Mobile Clients Phase 1 Creation Prompt

Phase 1

The Phase 1 configuration for mobile clients is presented, and must be configured as follows:

Key Exchange Version

Set to V2

Internet Protocol

Set to IPv4 for this example

Interface

Set to WAN

Description

Set to Mobile IPsec

Authentication Method

Set to EAP-MSCHAPv2

My identifier

Choose Distinguished Name from the drop-down list and then enter the hostname of the firewall, same as it was entered into the server certificate, vpn.example.com

Peer Identifier

Set to Any

My Certificate

Choose the IPsec Server Certificate created earlier

My Certificate Authority

Choose the Certificate Authority created earlier

Encryption Algorithm
Algorithm

Set to AES

Key Length

Set to 256 bits

Hash

Set to SHA256

DH Group

Set to 14 (2048 bit)

Multiple combinations of encryption, hash, and DH options may be created to accommodate various clients with different requirements. Click fa-plus Add Algorithm to add more entries.

Lifetime

Must be set to 28800

Disable Rekey

Leave unchecked

Disable Reauth

Leave unchecked

Responder Only

Leave unchecked

MOBIKE

Set to Enable to allow clients to roam between IP addresses, otherwise set to Disable.

DPD
Enable DPD

Checked

Delay

10 seconds

Max failures

5

  • Click Save

Phase 2

  • Click fa-plus-circle Show Phase 2 Entries to expand the list of mobile phase 2 entries

  • Click fa-plus Add P2 to add a new mobile phase 2.

Mode

Set to Tunnel IPv4

Local Network

Set to LAN subnet or another local network.

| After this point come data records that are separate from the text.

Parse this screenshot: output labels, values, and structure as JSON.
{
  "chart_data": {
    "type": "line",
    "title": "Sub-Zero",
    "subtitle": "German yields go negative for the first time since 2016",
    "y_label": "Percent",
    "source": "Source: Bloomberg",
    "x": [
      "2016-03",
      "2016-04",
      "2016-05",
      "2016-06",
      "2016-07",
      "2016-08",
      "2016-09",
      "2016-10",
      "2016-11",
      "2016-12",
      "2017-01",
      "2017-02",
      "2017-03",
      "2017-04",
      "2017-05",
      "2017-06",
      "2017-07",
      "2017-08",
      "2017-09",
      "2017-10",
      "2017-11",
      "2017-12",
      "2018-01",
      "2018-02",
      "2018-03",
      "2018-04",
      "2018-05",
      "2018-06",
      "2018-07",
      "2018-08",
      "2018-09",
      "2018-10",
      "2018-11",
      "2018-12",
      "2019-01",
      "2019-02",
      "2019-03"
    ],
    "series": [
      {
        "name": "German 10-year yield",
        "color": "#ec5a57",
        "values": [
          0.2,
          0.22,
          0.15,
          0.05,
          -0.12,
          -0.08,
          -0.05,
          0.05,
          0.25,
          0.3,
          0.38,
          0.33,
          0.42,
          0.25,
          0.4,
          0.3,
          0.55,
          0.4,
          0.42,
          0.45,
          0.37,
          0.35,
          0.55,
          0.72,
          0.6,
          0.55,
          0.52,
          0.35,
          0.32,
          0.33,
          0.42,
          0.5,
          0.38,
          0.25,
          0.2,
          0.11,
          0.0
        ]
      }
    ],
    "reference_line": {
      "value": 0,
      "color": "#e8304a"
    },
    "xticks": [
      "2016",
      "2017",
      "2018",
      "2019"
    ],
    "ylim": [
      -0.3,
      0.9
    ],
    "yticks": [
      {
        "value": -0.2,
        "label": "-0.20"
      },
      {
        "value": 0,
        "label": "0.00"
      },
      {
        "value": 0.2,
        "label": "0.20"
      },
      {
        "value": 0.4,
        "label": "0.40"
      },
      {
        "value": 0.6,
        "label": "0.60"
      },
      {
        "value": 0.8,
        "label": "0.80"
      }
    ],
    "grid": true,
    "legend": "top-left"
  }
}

To tunnel all traffic over the VPN, use Network and enter 0.0.0.0 with a mask of 0

NAT/BINAT

Set to None

Protocol

Set to ESP, which will encrypt tunneled traffic

Encryption algorithms

Set to AES with Auto selected for key length.

Hash algorithms

Select SHA256

PFS

Set to off

Lifetime

Set to 3600

  • Click Save

  • Click Apply changes

The tunnel setup for mobile clients is complete.

Mobile IPsec User Creation

The next step is to add users for use by EAP-MSCHAPv2.

  • Navigate to VPN > IPsec, Pre-Shared Keys tab

  • Click fa-plus Add to add a new key

  • Configure the options as follows:

Identifier

The username for the client, can be expressed in multiple ways, such as an e-mail address like jimp@example.com

Secret Type

Set to EAP for EAP-MSCHAPv2 users

Pre-Shared Key

The password for the client, for example abc123

  • Click Save

  • Repeat as many times as needed for additional VPN users.

A complete user is shown in Figure Mobile IPsec User.

../_images/ipsec-ipsec_mobile_user.png

Mobile IPsec User

Firewall Rules

As with the static site-to-site tunnels, mobile tunnels will also need firewall rules added to the IPsec tab under Firewall > Rules. In this instance the source of the traffic would be the subnet chosen for the mobile clients and the destination will be the LAN network, or any if tunneling all traffic. For more details, IPsec and firewall rules.

Client Configuration

Each mobile client computer will need to have a VPN instance added. In some cases a third-party IPsec client may be required. There are many different IPsec clients available for use, some free, and some commercial applications. With IKEv2, as used in this example, many operating systems have native VPN clients and do not need extra software.